The Foundation is also the community hub for HSPers in Australia, providing support, awareness and education – including this website. The community was established with less than 30 members in 2005 under the capable leadership of Robin Bligh whose vision is reflected in the Foundation’s tagline A better deal for HSPers, their children and their grandchildren. People with HSP, together with their families and friends constitute the HSP community and are the backbone of the Foundation, now numbering around 750 at the end of 2015.

The Foundation, through information and education, has raised the level of HSP literacy amongst community members enormously over the years. The Foundation has run workshops in major cities; communicates the latest developments in management and treatment options on at least a quarterly basis; maintains through this website a searchable and accessible first-class library and archive of usable HSP knowledge on all manner of symptoms associated with the condition; connects community members with all manner of support and resources; and personally responds to every inquiry received by e-mail or phone or both. The Foundation also facilitates social support and networking amongst community members, both in Australia and overseas. A significant percentage of community members are based outside Australia, mostly residing in countries where there is no national HSP support group. No one is turned away.

Community members are responsible for the bulk of funds raised by the Foundation, and all of this except for a few inescapable costs goes directly to fund research to find an effective treatment for the disease.

How Funds are Used

Over a period of 2 years the HSPRF collaborated with the ANZAC Research Institute of the University of Sydney to develop tests for the most common HSP genes and funded the research in the amount of $85,000.

The Foundation then turned its attention to stem cell research, giving $100,000 to fund a Pilot Study conducted by the National Centre for Adult Stem Cell Research (NCASCR) at the Griffith University-based Eskitis Institute for Cell and Molecular Therapies in Queensland, in association with the Kolling Institute of Medical Research of the University of Sydney.

Because of the scope and promise of this research, and the local availability of world-class people and facilities, the Foundation initiated this project and fostered it to the stage of implementation. It was successfully completed in 2010 with the promising results lending confidence to initiate a two-year research project over 2011/12 to discover therapeutic drug candidates to compensate for cell functioning impaired by HSP gene mutations. The Foundation gave support funding of $210,000 to this project that was also successfully completed and has led on to the current phase of work Testing & Selecting Therapeutic Drug Candidates for treating HSP with the aim of qualifying potential drug candidates for clinical trials.

The Foundation is pursuing funding from Australian philanthropic organisations, and from the Australian HSP community by direct fundraising and encouraging people to hold events and fundraise on our behalf.

In 2014 the Foundation together with our esteemed sister organisation in the USA, the SP Foundation, provided matching funding totalling $240,000 to fund the next stage of research in the program Validating Drug Candidates for treating HSP. This involves 2 separate studies, one on HSP mice and the other using induced pluripotent HSP stem cells on which to test the candidate drugs.

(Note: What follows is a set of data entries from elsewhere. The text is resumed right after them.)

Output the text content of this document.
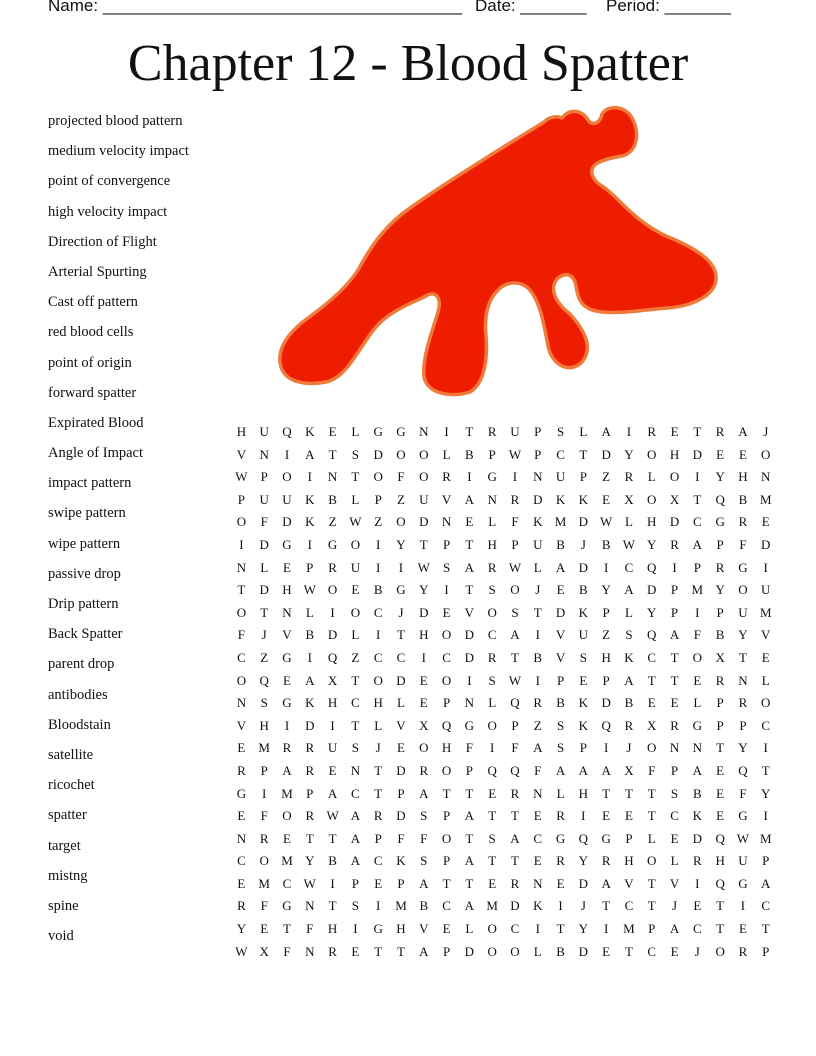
Name: ______________________________________

Date: _______

Period: _______

Chapter 12 - Blood Spatter
projected blood pattern
medium velocity impact
point of convergence
high velocity impact
Direction of Flight
Arterial Spurting
Cast off pattern
red blood cells
point of origin
forward spatter
Expirated Blood
Angle of Impact
impact pattern
swipe pattern
wipe pattern
passive drop
Drip pattern
Back Spatter
parent drop
antibodies
Bloodstain
satellite
ricochet
spatter
target
mistng
spine
void
H	U	Q	K	E	L	G	G	N	I	T	R	U	P	S	L	A	I	R	E	T	R	A	J
V	N	I	A	T	S	D	O	O	L	B	P	W	P	C	T	D	Y	O	H	D	E	E	O
W	P	O	I	N	T	O	F	O	R	I	G	I	N	U	P	Z	R	L	O	I	Y	H	N
P	U	U	K	B	L	P	Z	U	V	A	N	R	D	K	K	E	X	O	X	T	Q	B M
O	F	D	K	Z W Z	O	D	N	E	L	F	K M D W L	H	D	C	G	R	E
I	D	G	I	G	O	I	Y	T	P	T	H	P	U	B	J	B W Y	R	A	P	F	D
N	L	E	P	R	U	I	I	W	S	A	R W L	A	D	I	C	Q	I	P	R	G	I
T	D	H W O	E	B	G	Y	I	T	S	O	J	E	B	Y	A	D	P	M Y	O	U
O	T	N	L	I	O	C	J	D	E	V	O	S	T	D	K	P	L	Y	P	I	P	U M
F	J	V	B	D	L	I	T	H	O	D	C	A	I	V	U	Z	S	Q	A	F	B	Y	V
C	Z	G	I	Q	Z	C	C	I	C	D	R	T	B	V	S	H	K	C	T	O	X	T	E
O	Q	E	A	X	T	O	D	E	O	I	S	W	I	P	E	P	A	T	T	E	R	N	L
N	S	G	K	H	C	H	L	E	P	N	L	Q	R	B	K	D	B	E	E	L	P	R	O
V	H	I	D	I	T	L	V	X	Q	G	O	P	Z	S	K	Q	R	X	R	G	P	P	C
E	M R	R	U	S	J	E	O	H	F	I	F	A	S	P	I	J	O	N	N	T	Y	I
R	P	A	R	E	N	T	D	R	O	P	Q	Q	F	A	A	A	X	F	P	A	E	Q	T
G	I	M	P	A	C	T	P	A	T	T	E	R	N	L	H	T	T	T	S	B	E	F	Y
E	F	O	R W A	R	D	S	P	A	T	T	E	R	I	E	E	T	C	K	E	G	I
N	R	E	T	T	A	P	F	F	O	T	S	A	C	G	Q	G	P	L	E	D	Q W M
C	O M Y	B	A	C	K	S	P	A	T	T	E	R	Y	R	H	O	L	R	H	U	P
E	M C W	I	P	E	P	A	T	T	E	R	N	E	D	A	V	T	V	I	Q	G	A
R	F	G	N	T	S	I	M B	C	A M D	K	I	J	T	C	T	J	E	T	I	C
Y	E	T	F	H	I	G	H	V	E	L	O	C	I	T	Y	I	M	P	A	C	T	E	T
W X	F	N	R	E	T	T	A	P	D	O	O	L	B	D	E	T	C	E	J	O	R	P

These studies are aimed towards producing a strong application to the regulatory authority to commence clinical trials using these drugs. The Foundation has provided a further $140,000 to fund the completion of both studies, now projected at mid–2016.

An effective treatment for HSP is now within reach.

Read more about the stem cell research and please give generously to support this important initiative.

Foundation Committee

Profiles of Committee Members

Other Information

  • The HSP Research Foundation Inc (ABN 46 648 875 912) was incorporated as an Association (Inc 9882912) in early 2005.
  • The Constitution was approved at the inaugural Annual General Meeting on June 26, 2005 and updated in 2013.
  • The Australian Tax Office gave us Deductible Gift Recipient endorsement in August 2005. We are also income tax and GST exempt.